Abstract

This study was performed to ascertain whether intravenous amiodarone would revert supraventricular tachycardias to sinus rhythm, and if so, whether this effect depended upon the underlying mechanism of the arrhythmia. Fourteen patients were studied. Seven had Wolff-Parkinson-White (WPW) syndrome, 1 had dual atrioventricular nodal pathways and 1 an ectopic atrial tachycardia. Five patients had atrial fibrillation without accessory pathways. An atrial electrode was inserted to initiate tachycardias and record the electrogram. If tachycardias were stable for more than 5 min, amiodarone (5 mg/kg) diluted with dextrose saline was infused intravenously over 5 min. Two electrocardiographic leads and the right atrial electrogram were monitored.
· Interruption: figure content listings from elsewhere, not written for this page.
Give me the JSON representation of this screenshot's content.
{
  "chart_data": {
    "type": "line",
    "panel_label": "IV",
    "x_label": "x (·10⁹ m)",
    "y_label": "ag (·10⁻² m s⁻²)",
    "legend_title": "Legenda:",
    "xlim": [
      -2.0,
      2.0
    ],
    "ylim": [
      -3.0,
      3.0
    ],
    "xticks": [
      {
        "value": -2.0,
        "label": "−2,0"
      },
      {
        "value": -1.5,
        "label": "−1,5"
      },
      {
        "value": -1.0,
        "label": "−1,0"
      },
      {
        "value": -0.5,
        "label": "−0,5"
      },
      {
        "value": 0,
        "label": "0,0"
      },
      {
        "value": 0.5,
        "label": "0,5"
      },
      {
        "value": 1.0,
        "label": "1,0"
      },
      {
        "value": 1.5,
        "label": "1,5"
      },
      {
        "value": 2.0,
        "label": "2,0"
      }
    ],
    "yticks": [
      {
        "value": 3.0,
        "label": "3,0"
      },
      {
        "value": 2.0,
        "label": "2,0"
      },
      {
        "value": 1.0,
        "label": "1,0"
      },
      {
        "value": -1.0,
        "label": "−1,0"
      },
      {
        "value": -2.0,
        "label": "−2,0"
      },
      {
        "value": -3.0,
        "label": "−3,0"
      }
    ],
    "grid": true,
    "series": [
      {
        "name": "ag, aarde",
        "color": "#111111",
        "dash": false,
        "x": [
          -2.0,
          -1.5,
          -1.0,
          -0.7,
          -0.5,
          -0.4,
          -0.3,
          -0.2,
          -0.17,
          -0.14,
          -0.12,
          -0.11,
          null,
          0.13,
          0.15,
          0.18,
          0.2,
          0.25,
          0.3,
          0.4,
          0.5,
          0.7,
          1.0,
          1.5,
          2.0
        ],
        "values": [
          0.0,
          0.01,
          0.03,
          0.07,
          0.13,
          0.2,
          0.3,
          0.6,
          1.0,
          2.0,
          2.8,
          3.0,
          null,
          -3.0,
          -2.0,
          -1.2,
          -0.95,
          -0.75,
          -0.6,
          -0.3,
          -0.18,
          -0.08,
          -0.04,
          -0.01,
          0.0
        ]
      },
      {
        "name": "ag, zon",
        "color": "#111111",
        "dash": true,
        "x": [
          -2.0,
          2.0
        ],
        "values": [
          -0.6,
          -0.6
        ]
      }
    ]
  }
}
In 7 patients with atrial fibrillation (2 with accessory pathways), 6 did not revert to sinus rhythm, 1 reverted only after 1 hr. In 5 cases without accessory pathways the ventricular rate fell 5–10 min after commencing amiodarone. Four of the 5 patients with WPW syndrome and re-entrant tachycardias returned to sinus rhythm within 6 min of commencing the infusion (atrioventricular and ventriculoatrial times increased by 0–38% and 0–14% respectively). (Tachycardias terminated in the anterograde limb.) Three patients underwent intermittent right atrial stimulation for 1 hr. No tachycardias could be initiated for 30 min post amiodarone. The ectopic atrial tachycardia and that due to dual atrioventricular nodal pathways terminated within 7 and 2 min, respectively, of commencing intravenous amiodarone. Thus the use of intravenous amiodarone would be appropriate in the acute management of sustained supraventricular tachycardias.